Des révélations embarrassantes pour le gouvernement
L’affaire avait éclaté en mars dernier. Sébastien Lecornu, ministre des Armées, était contraint d’admettre que la France avait bien autorisé la livraison de composants pour mitrailleuses à Israël après le déclenchement de l’offensive à Gaza. Les révélations de Disclose et Marsactu avaient mis au jour l’expédition de 100 000 pièces fabriquées par l’entreprise marseillaise Eurolinks vers la société de défense israélienne IMI Systems.
Le ministre avait tenté de justifier ces livraisons en affirmant que ces « bandes de munitions » étaient destinées à la « réexportation » vers des pays tiers, et non à un usage par Tsahal. Une explication jamais étayée par des preuves, comme l’ont souligné 115 parlementaires de gauche dans une lettre adressée à Emmanuel Macron : « Nous sommes contraints de vous croire sur parole, aucune preuve n’ayant été transmise à ce jour. »
Une offensive judiciaire inédite
Devant le refus du gouvernement de rendre des comptes, onze ONG ont décidé de passer à l’action judiciaire. Amnesty International, ASER, Attac, la Ligue des droits de l’Homme ou encore Stop Fuelling War se sont regroupées pour déposer trois référés distincts devant le tribunal administratif de Paris, une démarche inédite en matière de commerce des armes.
Ces organisations invoquent le « risque que les armes et les équipements militaires que la France exporte vers Israël soient utilisés pour commettre de graves crimes contre des populations civiles dans la bande de Gaza ». Elles s’appuient sur le Traité sur le commerce des armes, qui oblige les États à suspendre tout transfert quand ces équipements pourraient servir à commettre des crimes de guerre ou contre l’humanité.
Trois recours ciblés pour maximiser les chances
La stratégie juridique s’articule autour de trois axes. Le premier collectif, mené par l’ONG ASER, vise spécifiquement une licence d’exportation de 300 000 euros délivrée en 2022 pour des munitions et leurs composants métalliques. Il pourrait s’agir de celle ayant permis la livraison des fameux maillons de cartouches révélés par Disclose.
Le second groupe, composé d’Amnesty International et de la Ligue des droits de l’Homme, a identifié une vingtaine d’autres licences pour un montant total de près de 290 millions d’euros. Celles-ci concernent notamment des viseurs d’armement, des calculateurs de bombardement et des matériels d’imagerie thermique, équipements cruciaux pour les opérations militaires menées à Gaza.
Enfin, un troisième collectif, représenté par les avocats William Bourdon et Vincent Brengarth, exige plus radicalement la suspension de toutes les licences d’exportations d’armes vers Israël.

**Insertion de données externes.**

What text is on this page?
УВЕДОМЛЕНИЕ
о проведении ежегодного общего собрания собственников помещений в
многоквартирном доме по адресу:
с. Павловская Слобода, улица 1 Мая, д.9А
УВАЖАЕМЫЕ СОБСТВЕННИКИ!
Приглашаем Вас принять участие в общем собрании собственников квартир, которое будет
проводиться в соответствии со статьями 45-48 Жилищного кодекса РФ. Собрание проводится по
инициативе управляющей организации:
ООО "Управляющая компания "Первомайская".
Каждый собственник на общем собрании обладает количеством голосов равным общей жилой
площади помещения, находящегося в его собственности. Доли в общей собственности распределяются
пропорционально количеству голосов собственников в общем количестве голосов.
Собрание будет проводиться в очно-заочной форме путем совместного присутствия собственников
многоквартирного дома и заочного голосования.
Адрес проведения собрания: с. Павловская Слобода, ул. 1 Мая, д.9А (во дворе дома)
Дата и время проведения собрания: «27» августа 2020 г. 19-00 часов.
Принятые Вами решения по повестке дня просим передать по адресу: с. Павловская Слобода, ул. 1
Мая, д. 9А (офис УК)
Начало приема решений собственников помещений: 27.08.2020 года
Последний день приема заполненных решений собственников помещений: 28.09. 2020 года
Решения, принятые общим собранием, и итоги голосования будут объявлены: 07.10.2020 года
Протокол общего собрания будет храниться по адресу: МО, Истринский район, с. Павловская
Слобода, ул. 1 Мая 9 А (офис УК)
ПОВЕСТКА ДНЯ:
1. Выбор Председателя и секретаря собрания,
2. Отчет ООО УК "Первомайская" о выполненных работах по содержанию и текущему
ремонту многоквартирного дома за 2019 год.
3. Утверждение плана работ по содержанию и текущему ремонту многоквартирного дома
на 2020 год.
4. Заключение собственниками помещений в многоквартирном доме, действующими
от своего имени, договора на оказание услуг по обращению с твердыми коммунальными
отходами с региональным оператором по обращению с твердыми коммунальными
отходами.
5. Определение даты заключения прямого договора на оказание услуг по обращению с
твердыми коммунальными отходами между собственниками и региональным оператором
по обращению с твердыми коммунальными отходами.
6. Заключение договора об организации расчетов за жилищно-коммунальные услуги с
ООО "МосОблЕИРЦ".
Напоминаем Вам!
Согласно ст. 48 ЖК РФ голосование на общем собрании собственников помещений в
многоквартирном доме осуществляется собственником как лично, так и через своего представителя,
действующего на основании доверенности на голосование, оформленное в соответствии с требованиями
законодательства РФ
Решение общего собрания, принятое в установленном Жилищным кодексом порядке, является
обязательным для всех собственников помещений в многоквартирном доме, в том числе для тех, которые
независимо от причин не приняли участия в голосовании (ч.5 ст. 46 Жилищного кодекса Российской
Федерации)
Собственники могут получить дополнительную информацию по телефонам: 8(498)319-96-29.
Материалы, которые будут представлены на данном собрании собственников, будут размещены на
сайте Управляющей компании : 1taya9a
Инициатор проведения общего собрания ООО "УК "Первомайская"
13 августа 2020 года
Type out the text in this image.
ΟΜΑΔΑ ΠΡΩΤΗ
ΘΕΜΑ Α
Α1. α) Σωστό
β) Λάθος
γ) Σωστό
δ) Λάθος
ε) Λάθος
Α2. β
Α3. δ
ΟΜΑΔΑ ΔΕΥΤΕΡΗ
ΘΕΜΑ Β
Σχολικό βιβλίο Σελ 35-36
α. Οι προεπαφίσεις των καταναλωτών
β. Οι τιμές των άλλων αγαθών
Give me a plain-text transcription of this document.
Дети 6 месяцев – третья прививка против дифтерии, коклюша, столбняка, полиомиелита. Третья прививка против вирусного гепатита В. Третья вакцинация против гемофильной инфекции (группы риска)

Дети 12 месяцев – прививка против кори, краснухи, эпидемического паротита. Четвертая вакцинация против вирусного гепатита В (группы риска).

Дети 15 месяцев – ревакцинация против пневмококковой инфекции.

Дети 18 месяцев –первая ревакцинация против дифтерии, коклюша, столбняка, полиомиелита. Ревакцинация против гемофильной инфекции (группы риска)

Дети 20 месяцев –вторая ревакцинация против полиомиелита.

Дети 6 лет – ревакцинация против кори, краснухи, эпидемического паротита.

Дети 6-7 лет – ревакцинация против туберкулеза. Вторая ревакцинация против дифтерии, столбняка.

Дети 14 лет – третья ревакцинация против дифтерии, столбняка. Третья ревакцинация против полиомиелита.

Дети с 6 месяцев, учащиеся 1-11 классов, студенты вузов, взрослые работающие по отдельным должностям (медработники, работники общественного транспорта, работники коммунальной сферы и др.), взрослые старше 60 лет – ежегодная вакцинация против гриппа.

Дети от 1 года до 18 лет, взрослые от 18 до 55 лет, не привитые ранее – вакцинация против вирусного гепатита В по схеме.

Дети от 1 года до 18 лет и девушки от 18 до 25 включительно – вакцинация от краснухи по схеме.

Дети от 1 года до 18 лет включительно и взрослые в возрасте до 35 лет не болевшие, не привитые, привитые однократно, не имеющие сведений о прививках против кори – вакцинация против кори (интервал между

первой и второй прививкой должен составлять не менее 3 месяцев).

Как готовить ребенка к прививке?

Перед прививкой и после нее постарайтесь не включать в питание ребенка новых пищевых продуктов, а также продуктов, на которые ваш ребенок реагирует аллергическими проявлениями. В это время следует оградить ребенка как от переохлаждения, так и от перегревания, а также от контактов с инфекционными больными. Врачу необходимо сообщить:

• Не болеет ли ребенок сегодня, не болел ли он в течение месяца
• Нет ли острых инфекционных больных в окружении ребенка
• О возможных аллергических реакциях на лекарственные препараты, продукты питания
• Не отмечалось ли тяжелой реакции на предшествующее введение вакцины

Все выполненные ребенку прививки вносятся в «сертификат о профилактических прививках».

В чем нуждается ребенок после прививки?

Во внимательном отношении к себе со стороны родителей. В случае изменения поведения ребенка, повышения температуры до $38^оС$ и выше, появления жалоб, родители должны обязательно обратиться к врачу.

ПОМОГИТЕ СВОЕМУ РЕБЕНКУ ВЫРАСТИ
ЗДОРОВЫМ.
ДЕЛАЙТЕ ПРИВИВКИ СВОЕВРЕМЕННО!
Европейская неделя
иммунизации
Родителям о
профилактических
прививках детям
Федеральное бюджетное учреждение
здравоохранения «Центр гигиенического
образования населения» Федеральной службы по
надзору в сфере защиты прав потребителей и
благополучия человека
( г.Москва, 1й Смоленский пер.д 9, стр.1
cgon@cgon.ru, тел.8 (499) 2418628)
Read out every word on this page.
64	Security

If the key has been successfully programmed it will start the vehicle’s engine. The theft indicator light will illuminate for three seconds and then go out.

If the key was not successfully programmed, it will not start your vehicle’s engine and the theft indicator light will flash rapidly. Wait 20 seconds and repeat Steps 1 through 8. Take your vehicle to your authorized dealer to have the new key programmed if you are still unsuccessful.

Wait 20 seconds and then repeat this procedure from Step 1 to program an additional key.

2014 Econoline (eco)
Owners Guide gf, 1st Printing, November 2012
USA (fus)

Un précédent européen encourageant
Si en France ce type de recours a jusqu’ici échoué – le Conseil d’état avait rejeté en 2023 une demande similaire concernant les ventes d’armes à l’Arabie Saoudite -, des démarches similaires ont abouti au Danemark et aux Pays-Bas. La multiplication des appels internationaux à un embargo, notamment celui du Conseil des droits humains de l’ONU, pourrait faire évoluer la jurisprudence française.
L’issue de ces procédures sera scrutée de près, tant elle pourrait redéfinir le contrôle judiciaire sur les exportations d’armement français et la responsabilité de l’État dans l’utilisation de ses équipements militaires.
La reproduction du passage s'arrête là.